Je me décharge des tâches ennuyeuses qui te prennent de la charge mentale et du temps. Et je me concentre sur la stratégie
Louise (Consultante)
Cela ne signifie pas pour autant que le monde du conseil sortira indemne de la vague IA. Les clients des cabinets vont être de plus en plus matures sur le sujet. « Il est possible qu’au lieu de vendre une mission avec 20 jours de travail, le client n’en accepte que 10, anticipe Arnaud Caldichoury de Napta. Il va donc falloir vendre plus de missions. »
Se faire les dents sur des tâches ingrates
Le job des consultants juniors va évoluer vers des tâches plus intéressantes, anticipent-ils tous. Le temps gagné est déjà réalloué à d’autres activités. « Je me décharge des tâches ennuyeuses qui te prennent de la charge mentale et du temps. Et je me concentre sur la stratégie. Ça me permet de progresser plus vite », explique Louise.
Les dirigeants voient cette évolution d’un bon oeil : « Remettre ses notes au propre, ce n’est pas une tâche à forte valeur ajoutée, c’est intéressant de l’automatiser. En revanche, se faire sa propre idée du sujet en relisant ses entretiens, c’est capital de le faire soi-même », estime Sylvain Duranton. De quoi ravir les 40 % des consultants, jeunes et moins jeunes, qui ont le sentiment que leur potentiel n’est pas exploité à sa juste valeur, selon le baromètre 2024 de Napta et The Boson Project.
Et ce temps gagné leur permet aussi d’avoir plus de temps pour vivre en dehors du bureau. « Ça m’évite de finir à 22 heures. Je suis moins dans le rush. Et plus serein aussi parce que je rends un meilleur travail », raconte Pierre. Une aubaine pour les cabinets qui cherchent par tous les moyens à diminuer le turnover important dans le secteur : 20 % à 30 % de départs chaque année.
Pour avoir des seniors compétents, il faut des juniors formés, s’inquiètent les cabinets de conseil. « Si un junior n’apprend pas à nouer des relations quand il est en bas de l’échelle, comment pourra-t-il donner le change comme partner dix ans plus tard devant un dirigeant du CAC 40 ? », s’interroge Arnaud Caldichoury.

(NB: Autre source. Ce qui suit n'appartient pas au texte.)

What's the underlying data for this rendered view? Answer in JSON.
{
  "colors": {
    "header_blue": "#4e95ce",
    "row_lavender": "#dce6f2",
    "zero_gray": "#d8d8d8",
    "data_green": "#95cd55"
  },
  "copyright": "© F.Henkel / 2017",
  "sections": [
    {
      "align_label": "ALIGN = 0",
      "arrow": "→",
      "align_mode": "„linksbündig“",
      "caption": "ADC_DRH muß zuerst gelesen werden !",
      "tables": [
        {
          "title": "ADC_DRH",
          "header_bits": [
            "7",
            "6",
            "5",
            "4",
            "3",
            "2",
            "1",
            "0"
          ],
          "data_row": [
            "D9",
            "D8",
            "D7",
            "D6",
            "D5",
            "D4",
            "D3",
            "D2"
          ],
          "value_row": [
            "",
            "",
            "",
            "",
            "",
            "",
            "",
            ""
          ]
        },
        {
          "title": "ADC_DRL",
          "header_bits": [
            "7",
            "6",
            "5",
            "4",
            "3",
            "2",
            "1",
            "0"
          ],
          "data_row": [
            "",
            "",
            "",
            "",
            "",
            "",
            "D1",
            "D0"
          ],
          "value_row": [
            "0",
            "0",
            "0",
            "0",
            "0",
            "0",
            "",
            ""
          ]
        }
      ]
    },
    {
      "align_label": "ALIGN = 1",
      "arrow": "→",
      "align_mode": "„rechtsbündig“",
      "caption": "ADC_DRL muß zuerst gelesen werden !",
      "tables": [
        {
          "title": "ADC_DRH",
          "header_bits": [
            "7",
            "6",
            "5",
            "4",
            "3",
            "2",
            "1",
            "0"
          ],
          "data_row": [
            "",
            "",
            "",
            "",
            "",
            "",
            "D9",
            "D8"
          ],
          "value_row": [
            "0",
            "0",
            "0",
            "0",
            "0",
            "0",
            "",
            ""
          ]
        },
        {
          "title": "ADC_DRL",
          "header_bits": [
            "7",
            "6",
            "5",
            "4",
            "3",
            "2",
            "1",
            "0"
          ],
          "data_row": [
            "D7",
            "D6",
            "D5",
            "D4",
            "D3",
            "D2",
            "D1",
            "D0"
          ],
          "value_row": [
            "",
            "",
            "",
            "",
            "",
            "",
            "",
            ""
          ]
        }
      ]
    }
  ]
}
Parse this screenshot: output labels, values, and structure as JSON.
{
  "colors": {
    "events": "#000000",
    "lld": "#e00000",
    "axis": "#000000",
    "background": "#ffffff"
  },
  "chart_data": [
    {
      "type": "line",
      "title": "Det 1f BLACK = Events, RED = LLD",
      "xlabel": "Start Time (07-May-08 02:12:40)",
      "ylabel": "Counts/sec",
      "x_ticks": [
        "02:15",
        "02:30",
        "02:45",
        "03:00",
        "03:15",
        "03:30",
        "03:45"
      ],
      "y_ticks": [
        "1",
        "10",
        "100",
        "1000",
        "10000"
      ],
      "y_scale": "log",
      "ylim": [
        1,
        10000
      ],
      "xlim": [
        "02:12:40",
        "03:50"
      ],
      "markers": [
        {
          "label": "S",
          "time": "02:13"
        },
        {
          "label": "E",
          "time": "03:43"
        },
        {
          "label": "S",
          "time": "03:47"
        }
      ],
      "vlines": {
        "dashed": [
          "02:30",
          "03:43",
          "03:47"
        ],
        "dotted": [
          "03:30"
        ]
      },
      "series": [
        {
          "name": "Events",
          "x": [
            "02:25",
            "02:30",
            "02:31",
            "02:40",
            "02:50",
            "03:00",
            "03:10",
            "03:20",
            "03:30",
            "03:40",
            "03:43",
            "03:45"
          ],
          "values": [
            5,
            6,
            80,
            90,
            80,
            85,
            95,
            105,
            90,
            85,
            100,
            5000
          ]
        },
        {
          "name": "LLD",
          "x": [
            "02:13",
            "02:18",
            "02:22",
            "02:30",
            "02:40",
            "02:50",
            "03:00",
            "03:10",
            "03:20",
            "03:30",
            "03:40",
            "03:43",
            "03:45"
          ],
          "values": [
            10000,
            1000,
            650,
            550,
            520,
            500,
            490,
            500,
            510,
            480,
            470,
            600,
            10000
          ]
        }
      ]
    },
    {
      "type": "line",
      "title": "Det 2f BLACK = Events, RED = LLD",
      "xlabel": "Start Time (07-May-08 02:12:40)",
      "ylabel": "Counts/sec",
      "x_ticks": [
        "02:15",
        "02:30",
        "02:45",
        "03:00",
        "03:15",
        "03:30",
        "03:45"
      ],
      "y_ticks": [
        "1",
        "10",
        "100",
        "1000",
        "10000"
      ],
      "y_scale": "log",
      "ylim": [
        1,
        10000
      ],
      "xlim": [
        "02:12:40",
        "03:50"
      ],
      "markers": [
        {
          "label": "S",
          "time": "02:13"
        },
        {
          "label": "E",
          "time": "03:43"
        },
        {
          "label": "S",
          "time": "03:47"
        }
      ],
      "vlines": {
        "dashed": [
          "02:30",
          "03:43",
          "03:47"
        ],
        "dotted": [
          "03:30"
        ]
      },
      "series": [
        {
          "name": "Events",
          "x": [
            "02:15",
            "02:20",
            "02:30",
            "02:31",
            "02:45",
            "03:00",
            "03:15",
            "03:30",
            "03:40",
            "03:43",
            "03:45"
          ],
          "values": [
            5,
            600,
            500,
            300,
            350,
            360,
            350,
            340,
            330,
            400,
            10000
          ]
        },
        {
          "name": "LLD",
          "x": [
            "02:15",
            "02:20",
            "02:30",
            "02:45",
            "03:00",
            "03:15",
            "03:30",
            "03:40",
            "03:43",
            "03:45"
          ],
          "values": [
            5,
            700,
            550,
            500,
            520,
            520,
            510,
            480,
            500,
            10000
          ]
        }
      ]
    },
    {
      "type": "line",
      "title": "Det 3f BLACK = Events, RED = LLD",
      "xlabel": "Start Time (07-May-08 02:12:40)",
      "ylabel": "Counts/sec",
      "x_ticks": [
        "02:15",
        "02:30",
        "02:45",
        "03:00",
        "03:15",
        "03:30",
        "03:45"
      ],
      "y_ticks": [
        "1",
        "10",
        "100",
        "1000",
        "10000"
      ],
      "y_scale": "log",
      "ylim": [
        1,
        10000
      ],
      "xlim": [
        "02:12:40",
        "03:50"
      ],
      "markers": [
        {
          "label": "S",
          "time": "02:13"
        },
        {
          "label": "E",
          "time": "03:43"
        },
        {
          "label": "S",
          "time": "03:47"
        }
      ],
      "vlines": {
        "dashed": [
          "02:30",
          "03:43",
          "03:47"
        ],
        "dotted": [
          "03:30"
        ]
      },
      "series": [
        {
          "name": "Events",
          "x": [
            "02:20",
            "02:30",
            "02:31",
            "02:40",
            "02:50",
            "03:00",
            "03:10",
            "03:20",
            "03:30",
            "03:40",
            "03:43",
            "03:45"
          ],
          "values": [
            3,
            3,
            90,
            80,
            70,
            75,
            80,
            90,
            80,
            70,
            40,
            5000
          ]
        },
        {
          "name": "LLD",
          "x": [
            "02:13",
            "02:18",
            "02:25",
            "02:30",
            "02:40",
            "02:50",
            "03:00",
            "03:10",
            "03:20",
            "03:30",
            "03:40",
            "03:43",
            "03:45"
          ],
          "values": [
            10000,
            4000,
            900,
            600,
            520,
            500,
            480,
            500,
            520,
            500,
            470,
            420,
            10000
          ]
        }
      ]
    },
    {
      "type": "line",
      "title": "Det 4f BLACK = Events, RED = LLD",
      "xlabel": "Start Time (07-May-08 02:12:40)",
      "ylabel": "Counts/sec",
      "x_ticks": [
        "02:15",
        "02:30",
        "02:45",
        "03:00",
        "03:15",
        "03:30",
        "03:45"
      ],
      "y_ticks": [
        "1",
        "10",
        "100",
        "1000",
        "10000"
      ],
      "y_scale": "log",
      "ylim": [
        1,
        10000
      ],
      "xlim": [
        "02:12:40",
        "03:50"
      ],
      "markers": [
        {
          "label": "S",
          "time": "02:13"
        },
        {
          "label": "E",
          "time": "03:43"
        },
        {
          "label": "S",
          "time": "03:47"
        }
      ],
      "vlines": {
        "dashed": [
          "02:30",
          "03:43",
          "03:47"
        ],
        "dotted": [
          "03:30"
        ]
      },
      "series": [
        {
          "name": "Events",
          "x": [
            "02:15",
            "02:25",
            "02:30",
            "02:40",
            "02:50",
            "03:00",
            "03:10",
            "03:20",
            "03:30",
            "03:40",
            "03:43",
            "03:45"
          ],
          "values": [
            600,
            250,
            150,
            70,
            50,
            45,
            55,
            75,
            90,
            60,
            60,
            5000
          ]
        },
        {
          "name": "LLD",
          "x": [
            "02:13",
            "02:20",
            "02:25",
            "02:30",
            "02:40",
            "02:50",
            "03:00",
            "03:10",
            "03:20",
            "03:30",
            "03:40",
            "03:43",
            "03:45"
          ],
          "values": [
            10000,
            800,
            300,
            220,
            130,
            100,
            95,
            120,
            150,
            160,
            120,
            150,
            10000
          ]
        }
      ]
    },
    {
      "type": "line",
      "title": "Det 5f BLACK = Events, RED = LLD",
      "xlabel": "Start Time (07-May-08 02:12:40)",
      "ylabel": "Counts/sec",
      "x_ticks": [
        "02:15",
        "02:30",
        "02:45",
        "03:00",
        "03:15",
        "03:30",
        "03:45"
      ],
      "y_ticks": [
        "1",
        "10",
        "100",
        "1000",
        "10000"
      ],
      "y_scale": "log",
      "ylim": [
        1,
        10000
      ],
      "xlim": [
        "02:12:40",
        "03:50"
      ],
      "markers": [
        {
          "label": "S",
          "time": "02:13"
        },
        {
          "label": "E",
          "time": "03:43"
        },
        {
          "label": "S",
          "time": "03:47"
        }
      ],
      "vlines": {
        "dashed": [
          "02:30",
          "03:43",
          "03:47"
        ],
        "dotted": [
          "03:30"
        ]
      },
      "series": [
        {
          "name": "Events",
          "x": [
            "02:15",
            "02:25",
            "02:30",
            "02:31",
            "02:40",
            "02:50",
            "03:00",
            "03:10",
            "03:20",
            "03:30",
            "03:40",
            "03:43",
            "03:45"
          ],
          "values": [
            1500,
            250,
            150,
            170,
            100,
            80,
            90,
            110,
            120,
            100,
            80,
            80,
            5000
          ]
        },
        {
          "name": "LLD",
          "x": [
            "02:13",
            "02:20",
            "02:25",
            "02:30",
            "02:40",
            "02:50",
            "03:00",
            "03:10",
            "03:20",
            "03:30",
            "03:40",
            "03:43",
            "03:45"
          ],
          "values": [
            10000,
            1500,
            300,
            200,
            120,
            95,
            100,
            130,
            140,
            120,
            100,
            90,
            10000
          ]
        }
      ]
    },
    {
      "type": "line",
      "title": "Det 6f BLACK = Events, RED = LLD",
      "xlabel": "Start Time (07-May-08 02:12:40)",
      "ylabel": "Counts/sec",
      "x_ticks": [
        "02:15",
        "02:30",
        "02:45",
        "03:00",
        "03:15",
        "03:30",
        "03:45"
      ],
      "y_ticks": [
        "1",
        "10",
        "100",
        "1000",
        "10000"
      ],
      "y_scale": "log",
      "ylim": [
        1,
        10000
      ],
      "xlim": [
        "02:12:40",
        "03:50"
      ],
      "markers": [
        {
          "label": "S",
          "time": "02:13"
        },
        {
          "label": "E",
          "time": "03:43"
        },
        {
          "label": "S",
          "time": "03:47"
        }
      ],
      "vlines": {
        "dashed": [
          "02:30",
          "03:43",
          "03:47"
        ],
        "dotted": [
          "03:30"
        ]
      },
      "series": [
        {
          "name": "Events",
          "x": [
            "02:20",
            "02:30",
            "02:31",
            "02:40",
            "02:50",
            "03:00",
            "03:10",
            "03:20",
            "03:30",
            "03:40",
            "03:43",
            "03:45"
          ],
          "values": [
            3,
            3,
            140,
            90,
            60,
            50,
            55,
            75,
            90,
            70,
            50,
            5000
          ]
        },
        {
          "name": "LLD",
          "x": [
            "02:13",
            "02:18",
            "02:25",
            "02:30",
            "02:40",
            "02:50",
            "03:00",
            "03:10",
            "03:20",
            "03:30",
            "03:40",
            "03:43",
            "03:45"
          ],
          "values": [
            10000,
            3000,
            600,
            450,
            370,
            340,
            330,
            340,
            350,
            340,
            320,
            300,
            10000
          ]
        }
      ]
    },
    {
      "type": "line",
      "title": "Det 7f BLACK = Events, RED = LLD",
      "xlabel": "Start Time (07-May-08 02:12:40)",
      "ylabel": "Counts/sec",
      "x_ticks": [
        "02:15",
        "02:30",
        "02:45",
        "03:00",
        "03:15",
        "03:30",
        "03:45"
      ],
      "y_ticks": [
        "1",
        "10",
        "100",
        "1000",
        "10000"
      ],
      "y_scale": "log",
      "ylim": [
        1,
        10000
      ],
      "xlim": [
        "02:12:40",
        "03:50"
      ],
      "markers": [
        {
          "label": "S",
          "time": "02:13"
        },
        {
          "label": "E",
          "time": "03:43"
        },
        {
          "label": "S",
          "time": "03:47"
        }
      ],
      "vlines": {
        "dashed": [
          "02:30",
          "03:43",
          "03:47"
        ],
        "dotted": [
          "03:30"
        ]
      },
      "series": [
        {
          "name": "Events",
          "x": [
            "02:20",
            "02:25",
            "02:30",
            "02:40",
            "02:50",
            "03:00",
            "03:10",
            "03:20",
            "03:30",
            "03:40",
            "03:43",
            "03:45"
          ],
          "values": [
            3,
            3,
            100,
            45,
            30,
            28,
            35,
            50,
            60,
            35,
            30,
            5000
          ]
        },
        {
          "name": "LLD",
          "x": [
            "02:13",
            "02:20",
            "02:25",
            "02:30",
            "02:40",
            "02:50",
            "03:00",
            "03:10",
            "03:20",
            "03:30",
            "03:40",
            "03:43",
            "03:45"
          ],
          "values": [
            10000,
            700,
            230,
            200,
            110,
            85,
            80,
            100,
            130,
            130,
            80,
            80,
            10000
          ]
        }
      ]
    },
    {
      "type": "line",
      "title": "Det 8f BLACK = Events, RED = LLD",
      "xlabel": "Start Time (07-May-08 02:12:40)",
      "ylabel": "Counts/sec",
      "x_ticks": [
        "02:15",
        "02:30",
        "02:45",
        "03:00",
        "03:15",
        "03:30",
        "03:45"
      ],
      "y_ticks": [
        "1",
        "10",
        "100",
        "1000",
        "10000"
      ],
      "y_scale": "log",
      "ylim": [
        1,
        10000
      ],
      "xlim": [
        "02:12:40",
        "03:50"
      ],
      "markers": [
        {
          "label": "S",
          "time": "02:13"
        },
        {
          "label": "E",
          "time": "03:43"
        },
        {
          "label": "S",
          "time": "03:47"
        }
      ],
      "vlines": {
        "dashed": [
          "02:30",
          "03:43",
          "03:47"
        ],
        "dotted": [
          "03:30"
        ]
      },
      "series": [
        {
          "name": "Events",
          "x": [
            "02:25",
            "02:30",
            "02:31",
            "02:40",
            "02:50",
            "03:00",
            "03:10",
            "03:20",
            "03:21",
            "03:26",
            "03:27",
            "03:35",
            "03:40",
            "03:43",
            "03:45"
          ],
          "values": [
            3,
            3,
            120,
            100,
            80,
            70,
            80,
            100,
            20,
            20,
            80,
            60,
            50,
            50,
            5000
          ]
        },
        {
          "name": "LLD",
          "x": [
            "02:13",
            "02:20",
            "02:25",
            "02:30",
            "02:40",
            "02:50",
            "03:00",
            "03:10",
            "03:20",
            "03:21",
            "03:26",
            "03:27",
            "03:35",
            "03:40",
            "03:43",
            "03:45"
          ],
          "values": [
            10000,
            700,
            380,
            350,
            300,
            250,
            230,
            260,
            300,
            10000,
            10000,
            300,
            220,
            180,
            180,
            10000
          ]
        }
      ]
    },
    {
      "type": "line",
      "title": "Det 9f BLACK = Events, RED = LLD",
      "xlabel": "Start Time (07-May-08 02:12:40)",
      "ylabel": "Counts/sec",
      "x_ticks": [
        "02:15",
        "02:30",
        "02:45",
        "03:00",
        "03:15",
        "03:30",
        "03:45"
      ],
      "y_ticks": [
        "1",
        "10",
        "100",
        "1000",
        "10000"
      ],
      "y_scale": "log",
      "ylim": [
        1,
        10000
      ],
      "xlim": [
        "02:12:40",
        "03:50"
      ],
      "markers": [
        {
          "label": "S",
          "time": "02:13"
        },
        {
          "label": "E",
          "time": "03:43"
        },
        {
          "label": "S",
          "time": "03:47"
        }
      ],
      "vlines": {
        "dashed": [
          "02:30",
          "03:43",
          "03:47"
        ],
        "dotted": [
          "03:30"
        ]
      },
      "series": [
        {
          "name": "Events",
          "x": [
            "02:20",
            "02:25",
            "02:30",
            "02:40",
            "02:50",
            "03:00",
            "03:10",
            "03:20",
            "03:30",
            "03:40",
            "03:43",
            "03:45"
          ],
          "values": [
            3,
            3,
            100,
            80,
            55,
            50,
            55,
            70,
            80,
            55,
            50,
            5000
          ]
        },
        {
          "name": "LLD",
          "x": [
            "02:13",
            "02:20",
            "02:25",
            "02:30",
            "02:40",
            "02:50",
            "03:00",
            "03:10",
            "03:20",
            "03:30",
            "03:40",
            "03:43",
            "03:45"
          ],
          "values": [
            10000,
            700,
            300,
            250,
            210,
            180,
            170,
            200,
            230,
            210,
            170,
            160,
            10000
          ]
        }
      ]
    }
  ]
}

Même réflexion quand il s’agit de parler à l’IA. Comment aiguiller ChatGPT quand on ne sait pas quel résultat on attend ? Dans le cabinet de Louise, des garde-fous ont été mis en place pour pallier cet écueil : « Les prochaines recrues ne pourront utiliser ChatGPT qu’au bout d’un certain temps. Les premiers mois, ils feront des comptes rendus à la main pour comprendre l’exercice », explique-t-elle.